I've been fighting a battle for almost three years. A battle to grow and nurture something, although Mother Nature seems to have other plans.
Oh, did you think I was talking about the inside of my uterus? My bad. I was talking about my lawn.
|Behold the majesty of my kingdom.|
When M and I bought our house a few years ago, we knew that there'd be some frustrations with home ownership and maintenance. Stuff like a roof needing repair, or an old furnace needing replacement, or just general minor crap around the house that would need upkeep. But the lawn? We kind of figured it would pretty much just take care of itself. Cut it, water it occasionally, and it would be fine! I mean, grass grows all kinds of places all on its own, without people even taking care of it, right?
Yeah. Not so much.
The three-pronged assault on our green space began in the backyard, where we discovered occasional dry patches that just weren't responding to our usual watering. Turns out this is because the grass was being eaten from beneath by an infestation of disgusting fat white beetle larvae. Since most pesticides are banned in Ontario, our only real option to get rid of them is to use nematodes, which are basically freeze-dried microscopic parasites. You add water (think sea monkeys!) and spray them on your lawn, where they are supposed to chow down on the grubs while leaving your lawn untouched. Great in theory, however applying them to your lawn is incredibly finicky.
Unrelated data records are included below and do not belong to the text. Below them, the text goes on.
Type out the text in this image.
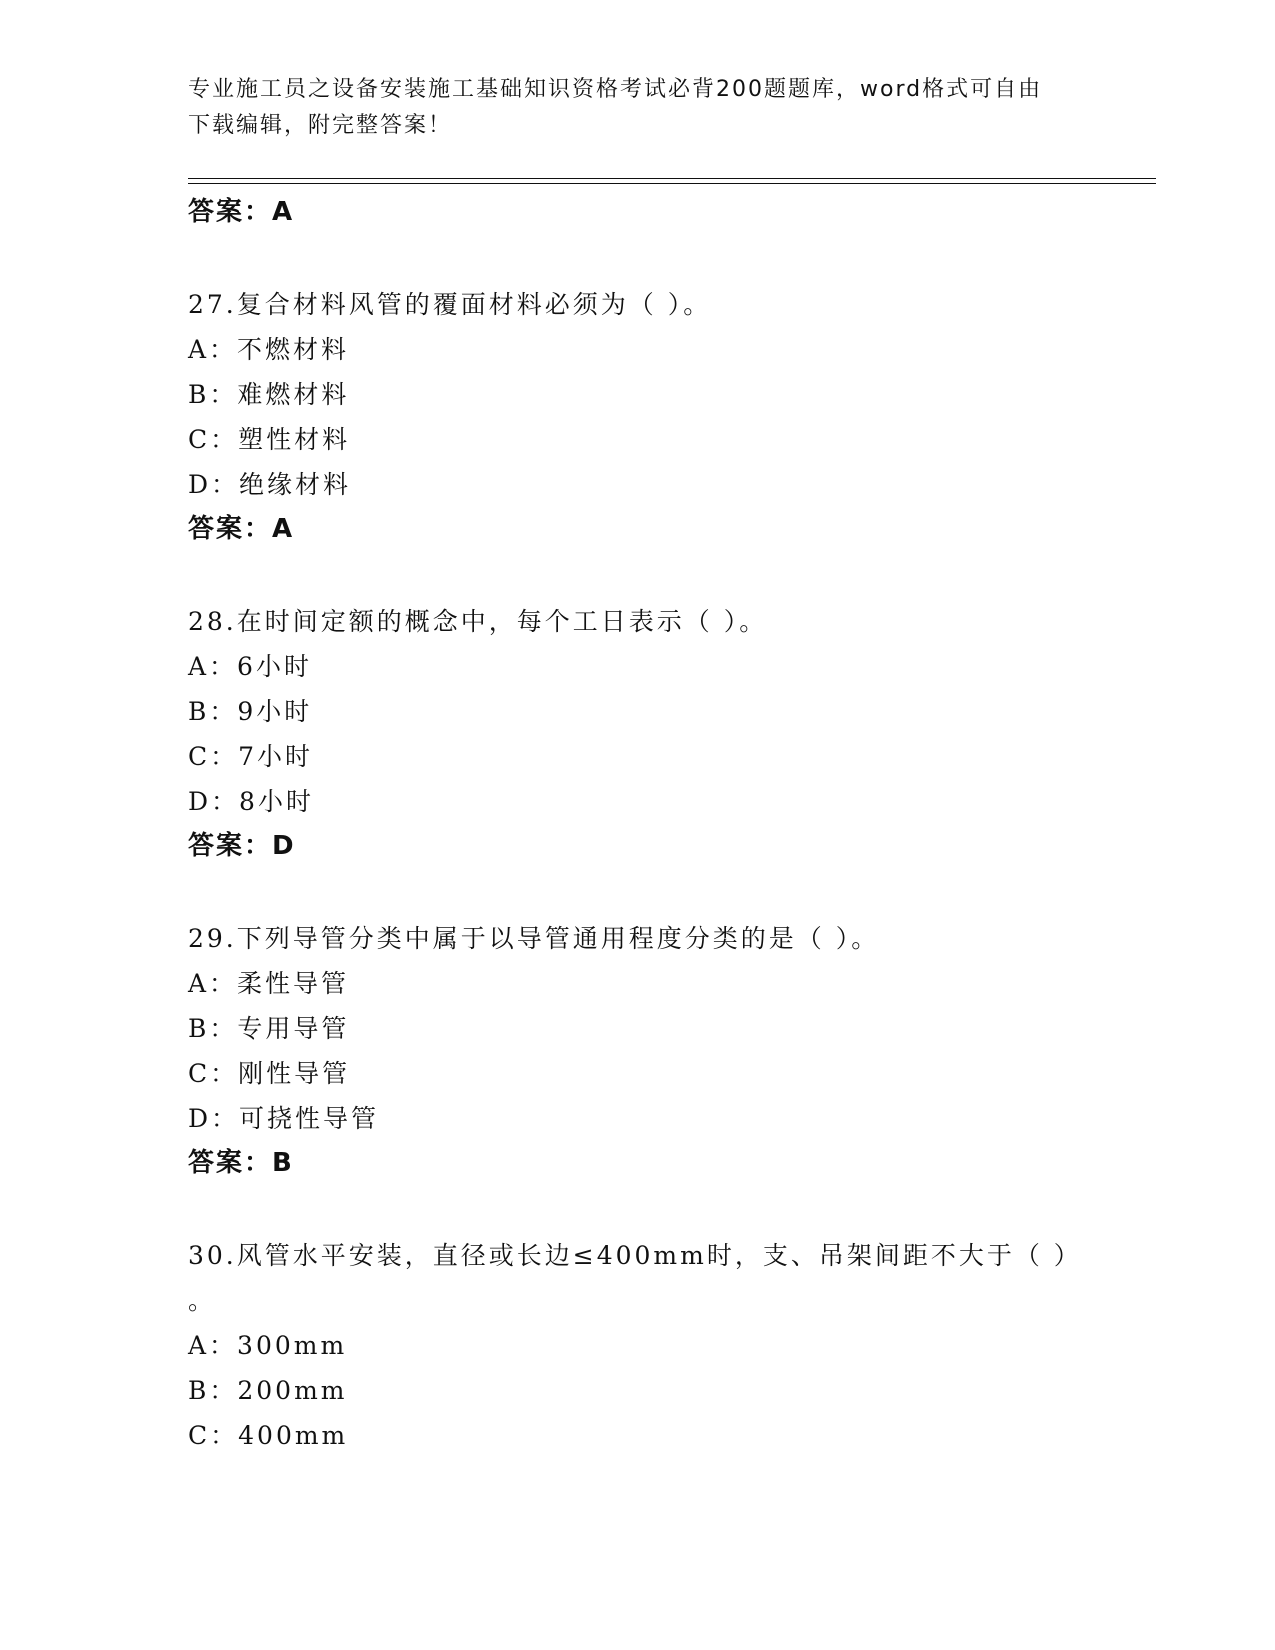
专业施工员之设备安装施工基础知识资格考试必背200题题库，word格式可自由
下载编辑，附完整答案！
答案：A
27.复合材料风管的覆面材料必须为（ ）。
A：不燃材料
B：难燃材料
C：塑性材料
D：绝缘材料
答案：A
28.在时间定额的概念中，每个工日表示（ ）。
A：6小时
B：9小时
C：7小时
D：8小时
答案：D
29.下列导管分类中属于以导管通用程度分类的是（ ）。
A：柔性导管
B：专用导管
C：刚性导管
D：可挠性导管
答案：B
30.风管水平安装，直径或长边≤400mm时，支、吊架间距不大于（ ）
。
A：300mm
B：200mm
C：400mm
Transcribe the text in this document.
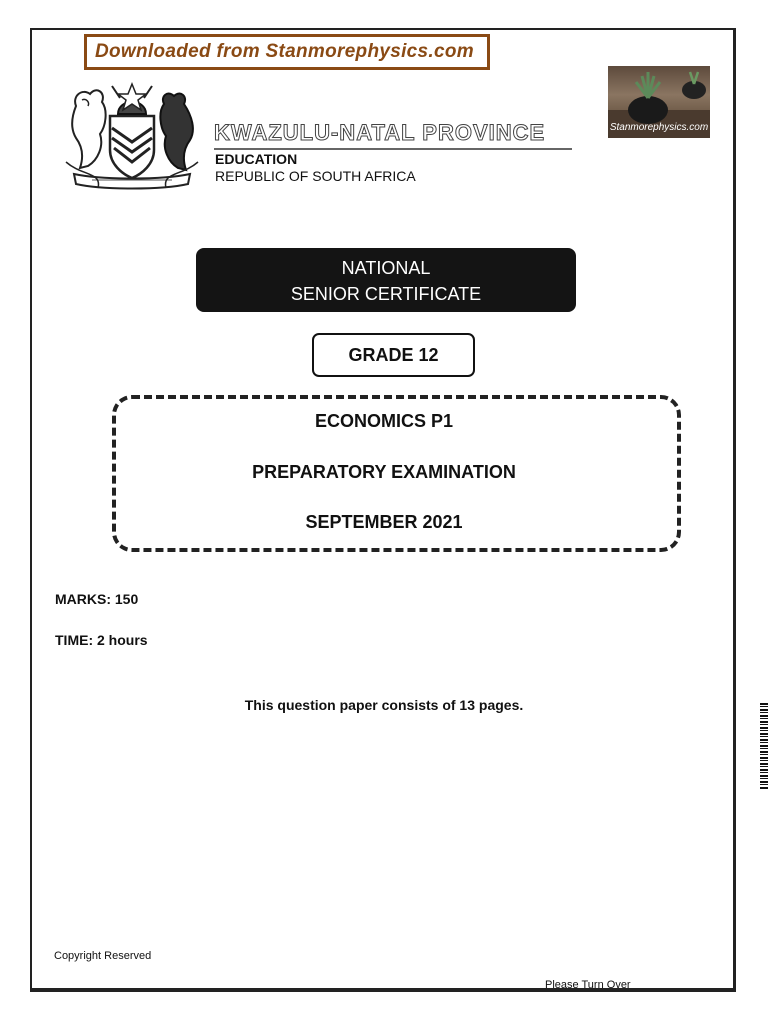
Downloaded from Stanmorephysics.com
Stanmorephysics.com
KWAZULU-NATAL PROVINCE
EDUCATION
REPUBLIC OF SOUTH AFRICA
NATIONAL
SENIOR CERTIFICATE
GRADE 12
ECONOMICS P1
PREPARATORY EXAMINATION
SEPTEMBER 2021
MARKS: 150
TIME: 2 hours
This question paper consists of 13 pages.
Copyright Reserved
Please Turn Over
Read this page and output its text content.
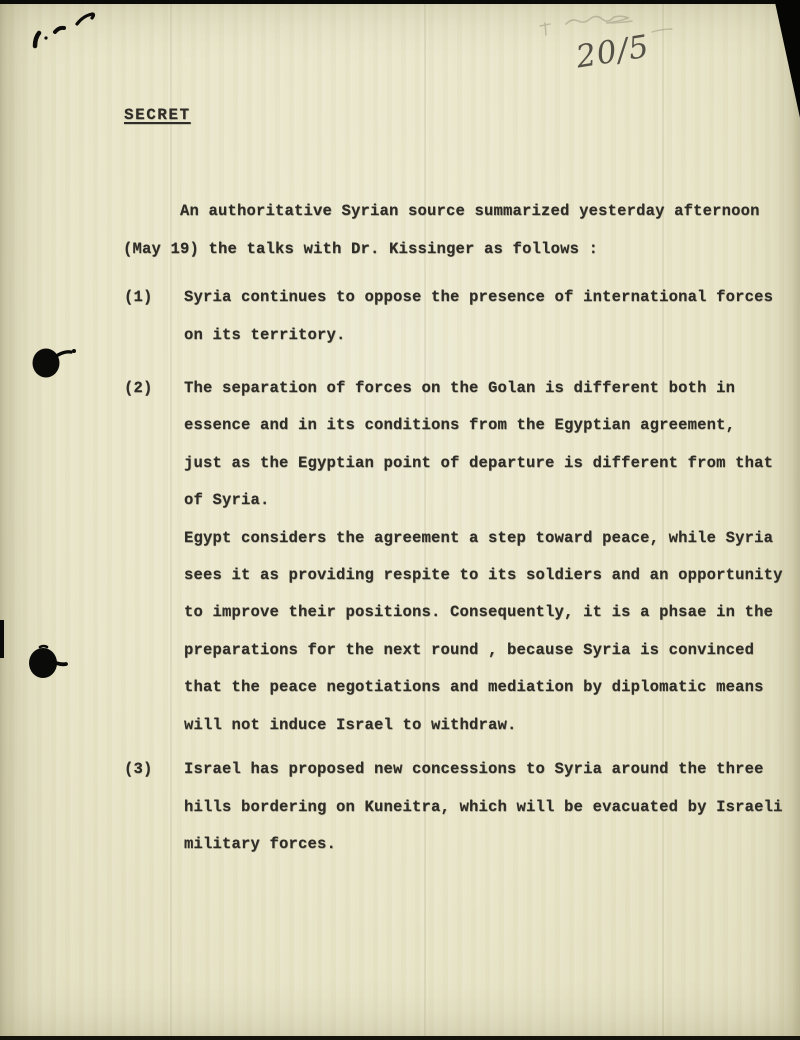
20/5
SECRET
An authoritative Syrian source summarized yesterday afternoon
(May 19) the talks with Dr. Kissinger as follows :
(1) Syria continues to oppose the presence of international forces
on its territory.
(2) The separation of forces on the Golan is different both in
essence and in its conditions from the Egyptian agreement,
just as the Egyptian point of departure is different from that
of Syria.
Egypt considers the agreement a step toward peace, while Syria
sees it as providing respite to its soldiers and an opportunity
to improve their positions. Consequently, it is a phsae in the
preparations for the next round , because Syria is convinced
that the peace negotiations and mediation by diplomatic means
will not induce Israel to withdraw.
(3) Israel has proposed new concessions to Syria around the three
hills bordering on Kuneitra, which will be evacuated by Israeli
military forces.
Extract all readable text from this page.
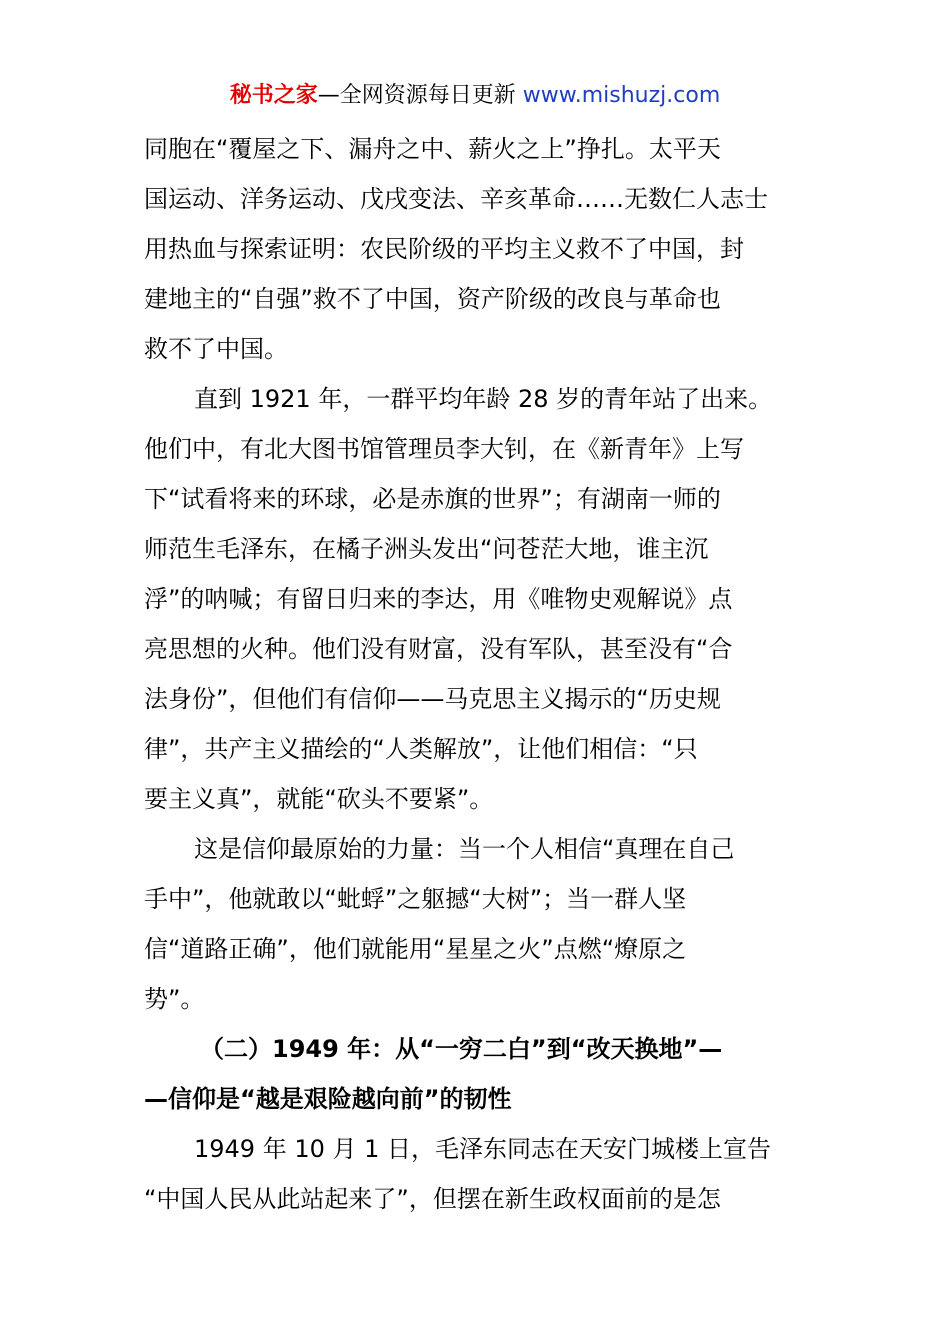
秘书之家—全网资源每日更新 www.mishuzj.com
同胞在“覆屋之下、漏舟之中、薪火之上”挣扎。太平天
国运动、洋务运动、戊戌变法、辛亥革命……无数仁人志士
用热血与探索证明：农民阶级的平均主义救不了中国，封
建地主的“自强”救不了中国，资产阶级的改良与革命也
救不了中国。
直到 1921 年，一群平均年龄 28 岁的青年站了出来。
他们中，有北大图书馆管理员李大钊，在《新青年》上写
下“试看将来的环球，必是赤旗的世界”；有湖南一师的
师范生毛泽东，在橘子洲头发出“问苍茫大地，谁主沉
浮”的呐喊；有留日归来的李达，用《唯物史观解说》点
亮思想的火种。他们没有财富，没有军队，甚至没有“合
法身份”，但他们有信仰——马克思主义揭示的“历史规
律”，共产主义描绘的“人类解放”，让他们相信：“只
要主义真”，就能“砍头不要紧”。
这是信仰最原始的力量：当一个人相信“真理在自己
手中”，他就敢以“蚍蜉”之躯撼“大树”；当一群人坚
信“道路正确”，他们就能用“星星之火”点燃“燎原之
势”。
（二）1949 年：从“一穷二白”到“改天换地”—
—信仰是“越是艰险越向前”的韧性
1949 年 10 月 1 日，毛泽东同志在天安门城楼上宣告
“中国人民从此站起来了”，但摆在新生政权面前的是怎
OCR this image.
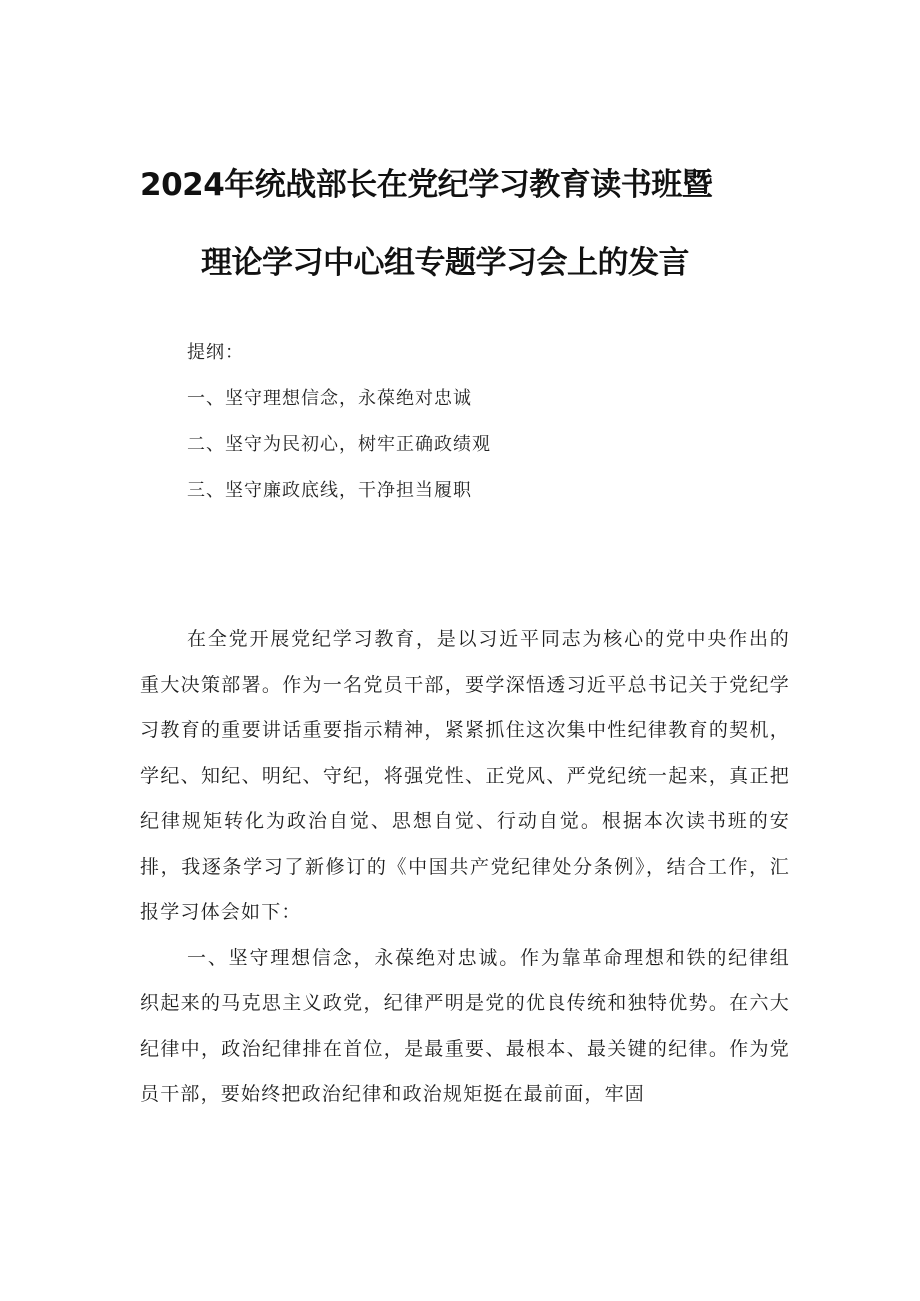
2024年统战部长在党纪学习教育读书班暨
理论学习中心组专题学习会上的发言
提纲：
一、坚守理想信念，永葆绝对忠诚
二、坚守为民初心，树牢正确政绩观
三、坚守廉政底线，干净担当履职

在全党开展党纪学习教育，是以习近平同志为核心的党中央作出的重大决策部署。作为一名党员干部，要学深悟透习近平总书记关于党纪学习教育的重要讲话重要指示精神，紧紧抓住这次集中性纪律教育的契机，学纪、知纪、明纪、守纪，将强党性、正党风、严党纪统一起来，真正把纪律规矩转化为政治自觉、思想自觉、行动自觉。根据本次读书班的安排，我逐条学习了新修订的《中国共产党纪律处分条例》，结合工作，汇报学习体会如下：

一、坚守理想信念，永葆绝对忠诚。作为靠革命理想和铁的纪律组织起来的马克思主义政党，纪律严明是党的优良传统和独特优势。在六大纪律中，政治纪律排在首位，是最重要、最根本、最关键的纪律。作为党员干部，要始终把政治纪律和政治规矩挺在最前面，牢固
You need a certain temperature range, damp soil, no sun for a couple of days, a full moon, a blood sacrifice to the Norse gods...well ok I made some of that up but it seriously felt like working a magic spell and we obviously did it wrong since we still have grubs.
The super awesome part about having grubs is that they're just the first wave of destruction. They spend all summer weakening your lawn's root system so that in the fall, when they're nice and fat and delicious, raccoons have no trouble at all tearing up your dead yellow grass to get at the delectable little treats. Don't let their cute little masked faces fool you; raccoons are assholes. They were pulling up huge strips of grass and rolling it back like demented little anti-landscapers, meaning that there were literally mornings that we would look out our window and see huge swaths of bare dirt where there had been relatively healthy grass the night before. If he wouldn't have been arrested for animal cruelty, M would have gotten himself a BB gun and sat out there in the dark so that he could take care of the little fuckers Clint Eastwood style.
With the backyard essentially a lost cause, we at least took solace in the fact that our front lawn looked nice. That is, until we went on vacation last year and came back to find that the pretty little blue flowers we'd seen on our lawn in the spring had been warning signs of a weed called "ground ivy" which had now overtaken pretty much the entire front yard. Ground ivy is also called "creeping charlie" which is fitting because getting rid of this shit is like going up against the goddamn Viet Cong.
You can try to weed it by hand, but it's an exercise in futility because it's basically a vine that crawls along the surface of the soil and sets new roots every inch or so. At each node it sends out new vines so you end up with a web of the stuff running under your grass. The first time I tried to pull it up I ended up feeling like that scene in The Hurt Locker where Jeremy Renner (ugly? hot? I can't decide) thinks he's digging up one bomb and ends up pulling up a bunch of wires and realizing he's surrounded by bombs.
|Like this, but much less explode-y|
Yet again, pretty much anything that will kill this stuff is not available in Ontario. One home remedy is to use diluted Borax, which apparently upsets the chemical composition of the ivy enough to kill it without damaging the lawn. I have to say that I find it oddly fitting that I'll be using the same chemical that Sam and Dean used to kill the Leviathans on Supernatural (seriously, you guys still aren't watching this show??), but given our lack of success with the nematodes we'll probably just end up killing the whole lawn entirely. Which, at this point, might be a mercy. We should probably just light the whole thing on fire and start over.